On Tuesday, March 10, 2015 10:17:07 AM Nick Frampton
wrote:> Hi,
>
> For the past several months, we have had an intermittent problem where a
> process calling kvm_openfiles(3) or kvm_getprocs(3) (not sure which) gets
> stuck in an infinite loop and goes to 100% cpu. We have just observed
> "fstat -m" do the same thing and suspect it may be the same
problem.
>
> Our environment is a 10.1-RELEASE-p6 amd64 guest running in VirtualBox,
with
> ufs root and zfs /home.
>
> Has anyone else experienced this? Is there anything we can do to
investigate
> the problem further?
Often loops using libkvm are due to programs using libkvm are trying to read
kernel data structures while they are changing. However, if you use sysctls
to fetch this data instead, you should be able to get a stable snapshot of the
system state without getting stuck in a possible loop. I believe for libkvm
to use sysctl instead of /dev/kmem you have to pass a NULL for the kernel and
"/dev/null" for the core image. fstat -m should be doing that by
default
however, so if it is not that, can you ktrace fstat when it is spinning to see
if it is spinning userland or in the kernel? If you see no activity via
ktrace, then it is spinning in one of the two places without making any system
calls, etc. You can attach to it with gdb to pause it, then see where gdb
thinks it is. If gdb hangs attaching to it, then it is stuck in the kernel.

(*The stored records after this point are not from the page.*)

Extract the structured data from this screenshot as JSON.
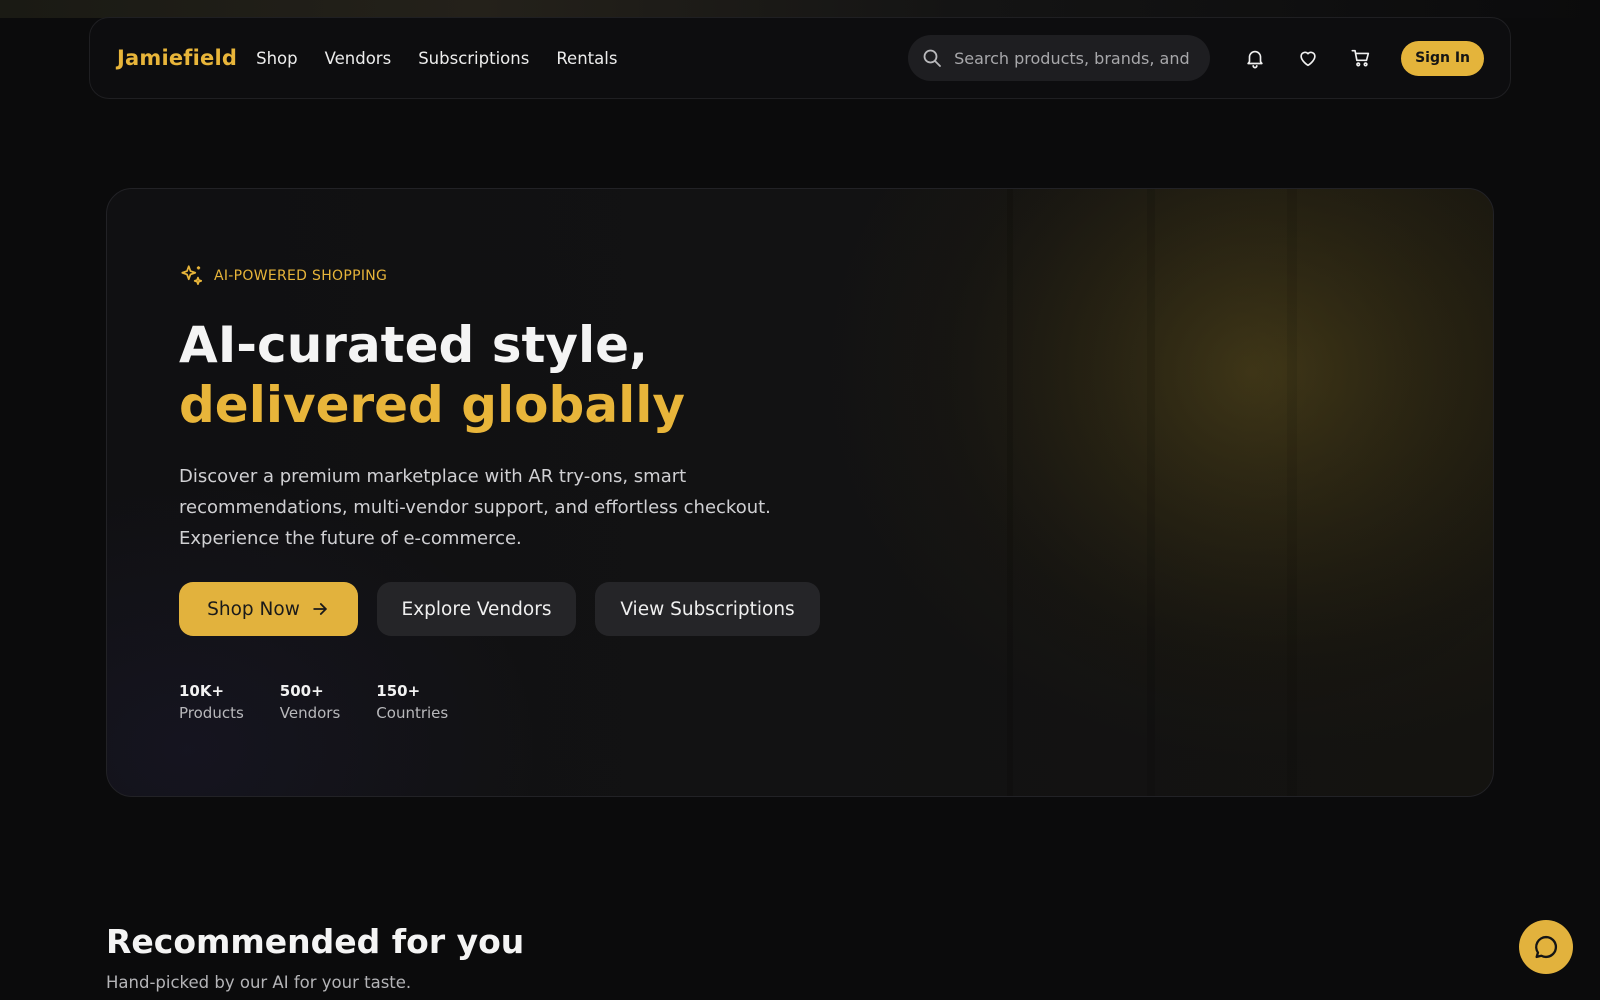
{
  "brand": "Jamiefield",
  "nav": {
    "links": [
      "Shop",
      "Vendors",
      "Subscriptions",
      "Rentals"
    ]
  },
  "search": {
    "placeholder": "Search products, brands, and looks"
  },
  "header_icons": [
    "bell-icon",
    "heart-icon",
    "cart-icon"
  ],
  "signin_label": "Sign In",
  "hero": {
    "badge": "AI-POWERED SHOPPING",
    "title_plain": "AI-curated style, ",
    "title_accent": "delivered globally",
    "description": "Discover a premium marketplace with AR try-ons, smart recommendations, multi-vendor support, and effortless checkout. Experience the future of e-commerce.",
    "buttons": {
      "primary": "Shop Now",
      "vendors": "Explore Vendors",
      "subscriptions": "View Subscriptions"
    },
    "stats": [
      {
        "value": "10K+",
        "label": "Products"
      },
      {
        "value": "500+",
        "label": "Vendors"
      },
      {
        "value": "150+",
        "label": "Countries"
      }
    ]
  },
  "recommended": {
    "title": "Recommended for you",
    "subtitle": "Hand-picked by our AI for your taste."
  },
  "colors": {
    "accent": "#e4b43b",
    "background": "#0b0b0c",
    "surface": "#252528"
  }
}
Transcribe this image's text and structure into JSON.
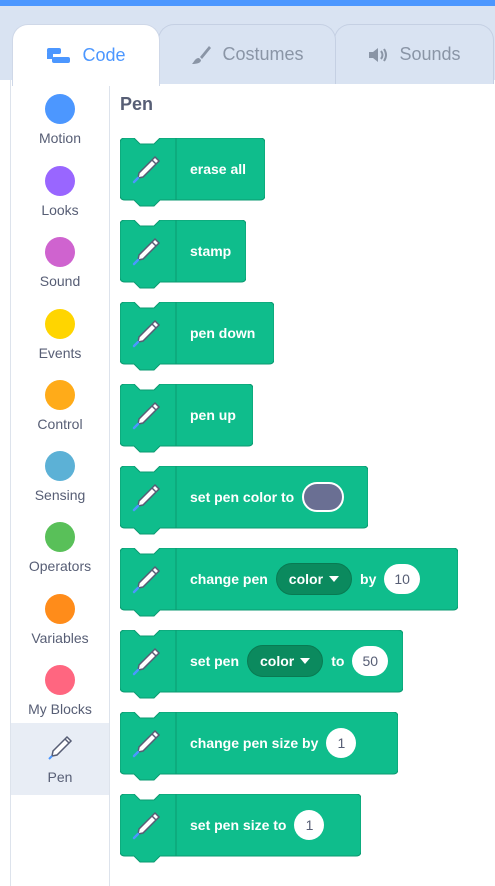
{
  "tabs": [
    {
      "label": "Code",
      "icon": "code-icon",
      "active": true
    },
    {
      "label": "Costumes",
      "icon": "brush-icon",
      "active": false
    },
    {
      "label": "Sounds",
      "icon": "speaker-icon",
      "active": false
    }
  ],
  "categories": [
    {
      "label": "Motion",
      "color": "#4c97ff"
    },
    {
      "label": "Looks",
      "color": "#9966ff"
    },
    {
      "label": "Sound",
      "color": "#cf63cf"
    },
    {
      "label": "Events",
      "color": "#ffd500"
    },
    {
      "label": "Control",
      "color": "#ffab19"
    },
    {
      "label": "Sensing",
      "color": "#5cb1d6"
    },
    {
      "label": "Operators",
      "color": "#59c059"
    },
    {
      "label": "Variables",
      "color": "#ff8c1a"
    },
    {
      "label": "My Blocks",
      "color": "#ff6680"
    },
    {
      "label": "Pen",
      "icon": "pen-icon",
      "selected": true
    }
  ],
  "palette": {
    "title": "Pen",
    "block_color": "#0fbd8c",
    "blocks": {
      "erase_all": {
        "label": "erase all"
      },
      "stamp": {
        "label": "stamp"
      },
      "pen_down": {
        "label": "pen down"
      },
      "pen_up": {
        "label": "pen up"
      },
      "set_pen_color": {
        "label": "set pen color to",
        "color_value": "#6a6f93"
      },
      "change_pen": {
        "label": "change pen",
        "param": "color",
        "by_label": "by",
        "value": "10"
      },
      "set_pen": {
        "label": "set pen",
        "param": "color",
        "to_label": "to",
        "value": "50"
      },
      "change_pen_size": {
        "label": "change pen size by",
        "value": "1"
      },
      "set_pen_size": {
        "label": "set pen size to",
        "value": "1"
      }
    }
  }
}
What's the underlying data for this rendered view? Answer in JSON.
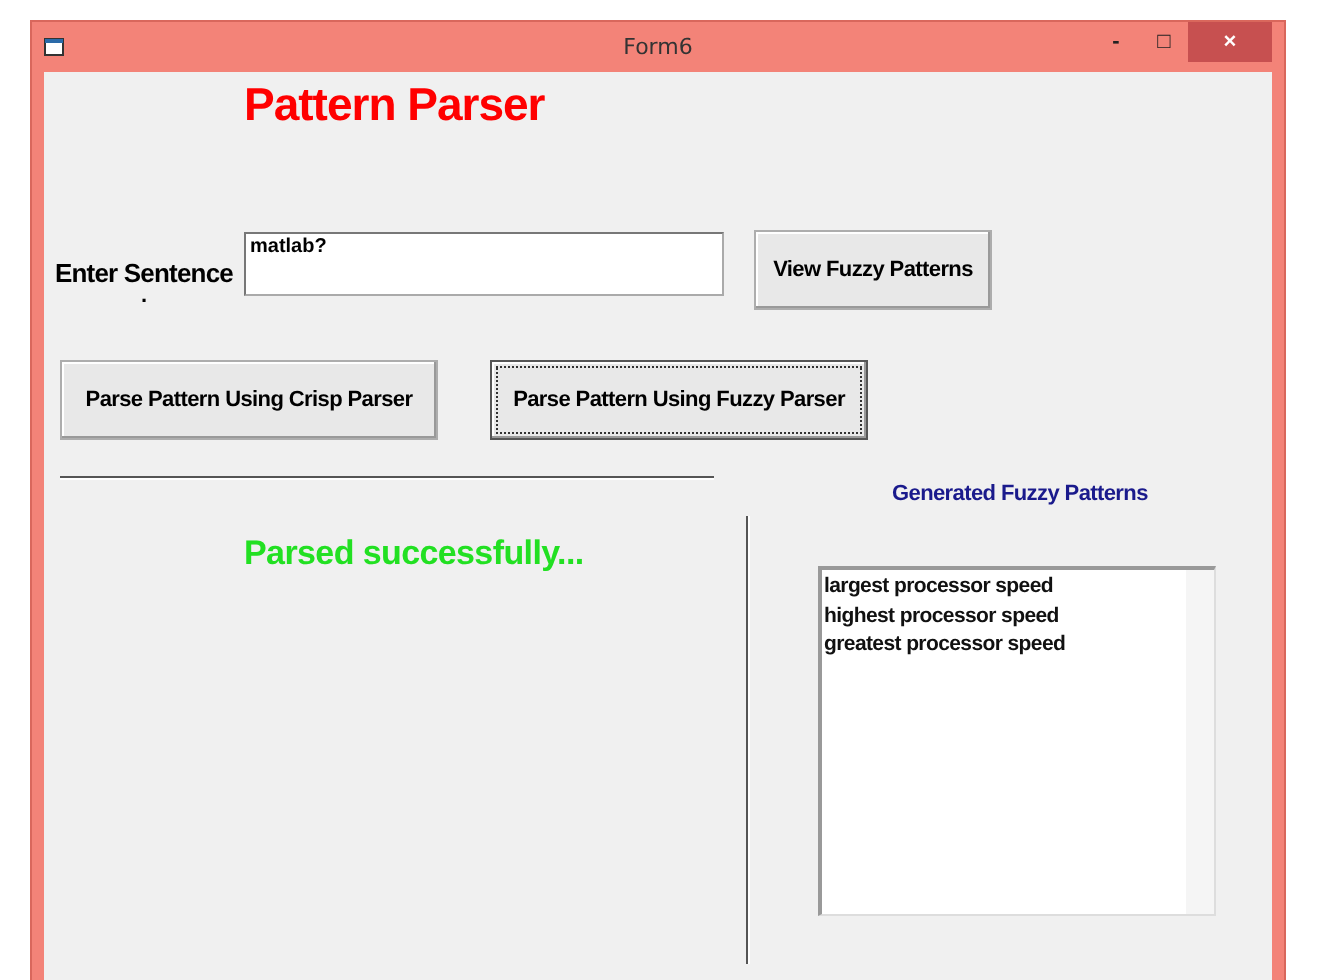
{
  "window": {
    "title": "Form6",
    "controls": [
      "-",
      "□",
      "×"
    ]
  },
  "heading": "Pattern Parser",
  "sentence": {
    "label": "Enter Sentence",
    "label_mark": ".",
    "value": "matlab?"
  },
  "view_button": {
    "label": "View Fuzzy  Patterns",
    "focused": false
  },
  "parse_buttons": [
    {
      "label": "Parse Pattern Using Crisp Parser",
      "focused": false
    },
    {
      "label": "Parse Pattern Using Fuzzy Parser",
      "focused": true
    }
  ],
  "status": "Parsed successfully...",
  "patterns": {
    "title": "Generated Fuzzy Patterns",
    "items": [
      "largest processor speed",
      "highest processor speed",
      "greatest processor speed"
    ]
  }
}
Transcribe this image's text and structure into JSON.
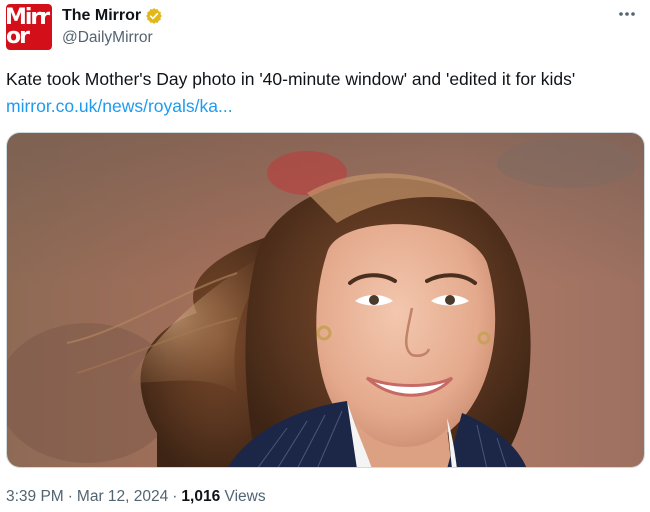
{
  "author": {
    "avatar_text_line1": "Mirr",
    "avatar_text_line2": "or",
    "display_name": "The Mirror",
    "handle": "@DailyMirror",
    "verified_badge_color": "#e2b719"
  },
  "tweet": {
    "text": "Kate took Mother's Day photo in '40-minute window' and 'edited it for kids'",
    "link_text": "mirror.co.uk/news/royals/ka...",
    "link_color": "#1d9bf0"
  },
  "media": {
    "icon": "photo"
  },
  "meta": {
    "time": "3:39 PM",
    "date": "Mar 12, 2024",
    "separator": "·",
    "views_count": "1,016",
    "views_label": "Views"
  }
}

If gdb attaches to it ok, then it is spinning in userland. Unfortunately, for
gdb to be useful, you really need debug symbols. We don't currently provide
those for release binaries or binaries provided via freebsd-update (though
that is being worked on for 11.0). If you build from source, then the
simplest way to get this is to add 'WITH_DEBUG_FILES=yes' to
/etc/src.conf and
rebuild your world without NO_CLEAN. If you are building from source and are
able to reproduce with those binaries, then after attaching to the process
with gdb, use 'bt' to see where it is hung and reply with that.
If it is hanging in the kernel, then you will need to use the kernel debugger
to see where it is hanging. The simplest way to do this is probably to force
a crash via the debug.kdb.panic sysctl (set it to a non-zero value). You will
then need to fire up kgdb on the crash dump after it reboots, switch to the
fstat process via the 'proc <pid>' command and get a backtrace via
'bt'.
--
John Baldwin